Roy Cullen, (born December 30, 1944, in Montreal, Quebec) is a former politician who was a Liberal MP for the riding of Etobicoke North in the House of Commons of Canada.

==Background==
Cullen earned his Bachelor of Arts in business administration from Bishop's University and his Master of Public Administration from the University of Victoria. He is a chartered accountant.

Prior to his first election to the House of Commons, Cullen was a vice-president of the Noranda Forest Group and served as an assistant deputy minister in the British Columbia Ministry of Forests. He was very active in the Salvation Army, Rotary International and the United Way.

In 2008, Cullen's book The Poverty of Corrupt Nations was published by Blue Butterfly Book Publishing. In his second book, "Beyond Question Period, or What really goes on in Ottawa", which was published in 2011, he chronicles the life of an MP In Ottawa beyond the rhetoric of the cut and thrust of Question Period.

==Politics==
He was first elected in a by-election in 1996 and was subsequently re-elected in the 1997 federal elections. He stayed as MP until 2008 when he announced his retirement. He served through four sessions of parliament.

He was elected and served as chair of the Ontario Liberal Caucus from 1998 to 1999. In 1999 he was appointed Parliamentary Secretary to the Minister of Finance, and was re-appointed following the 2000 general election. In February 2004, Cullen was elected chair of the House of Commons Standing Committee on Finance, and on July 20, 2004, Mr. Cullen was appointed parliamentary secretary to the Minister of Public Safety and Emergency Preparedness.

In June 2002, he was appointed to the Prime Minister's Task Force on Canada/U.S. Relations and to the newly formed Standing Committee for Government Operations and Estimates. In December 2002, he was asked to co-chair the Subcommittee on Public Service Renewal. He also chaired the Liberal caucus Sub-Committee on Corporate Governance.

In the leadership contest called to replace Paul Martin as leader of the Liberal Party, he initially supported Maurizio Bevilacqua and subsequently supported Michael Ignatieff when Bevilacqua withdrew from the race.

In opposition, Cullen broke with the Liberal caucus in 2007 to vote with Stephen Harper's Conservative government in favour of extending Canada's NATO-authorized combat mission in the Kandahar province of Afghanistan for two years.
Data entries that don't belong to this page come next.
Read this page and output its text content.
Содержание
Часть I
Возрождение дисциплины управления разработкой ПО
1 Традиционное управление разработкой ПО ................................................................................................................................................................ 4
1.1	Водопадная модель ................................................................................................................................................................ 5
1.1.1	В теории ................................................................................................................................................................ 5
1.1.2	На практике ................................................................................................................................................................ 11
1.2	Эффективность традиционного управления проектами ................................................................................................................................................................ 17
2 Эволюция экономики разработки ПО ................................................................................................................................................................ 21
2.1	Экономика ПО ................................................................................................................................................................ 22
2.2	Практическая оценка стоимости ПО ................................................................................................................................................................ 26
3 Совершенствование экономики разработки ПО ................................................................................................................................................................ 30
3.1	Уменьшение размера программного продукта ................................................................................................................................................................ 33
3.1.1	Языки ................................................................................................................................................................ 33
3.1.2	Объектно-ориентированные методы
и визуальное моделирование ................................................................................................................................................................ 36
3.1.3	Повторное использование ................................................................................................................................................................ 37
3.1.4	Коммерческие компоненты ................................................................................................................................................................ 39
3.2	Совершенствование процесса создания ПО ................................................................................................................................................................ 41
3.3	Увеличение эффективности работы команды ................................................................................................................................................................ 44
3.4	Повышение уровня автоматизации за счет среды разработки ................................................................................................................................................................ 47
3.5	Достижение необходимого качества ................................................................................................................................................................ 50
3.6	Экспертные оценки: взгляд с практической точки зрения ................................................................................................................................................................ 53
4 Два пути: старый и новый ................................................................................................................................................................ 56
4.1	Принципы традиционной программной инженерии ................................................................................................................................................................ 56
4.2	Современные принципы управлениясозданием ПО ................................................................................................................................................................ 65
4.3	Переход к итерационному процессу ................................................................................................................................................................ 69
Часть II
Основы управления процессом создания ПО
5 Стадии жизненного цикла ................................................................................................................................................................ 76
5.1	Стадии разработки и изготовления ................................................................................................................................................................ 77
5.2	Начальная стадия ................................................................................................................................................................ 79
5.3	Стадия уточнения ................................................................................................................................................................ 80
In all, 30 Liberal MPs voted with the government which allowed the motion to narrowly pass 149–145. In 2008, Cullen also received publicity for allegedly stating in caucus that he would defy Liberal Party leader Stéphane Dion's whip by voting again with the Conservative Government in further extending the combat mission indefinitely. This report was denied by Cullen. Cullen announced on February 21, 2008, that he would not run in the 2008 general election.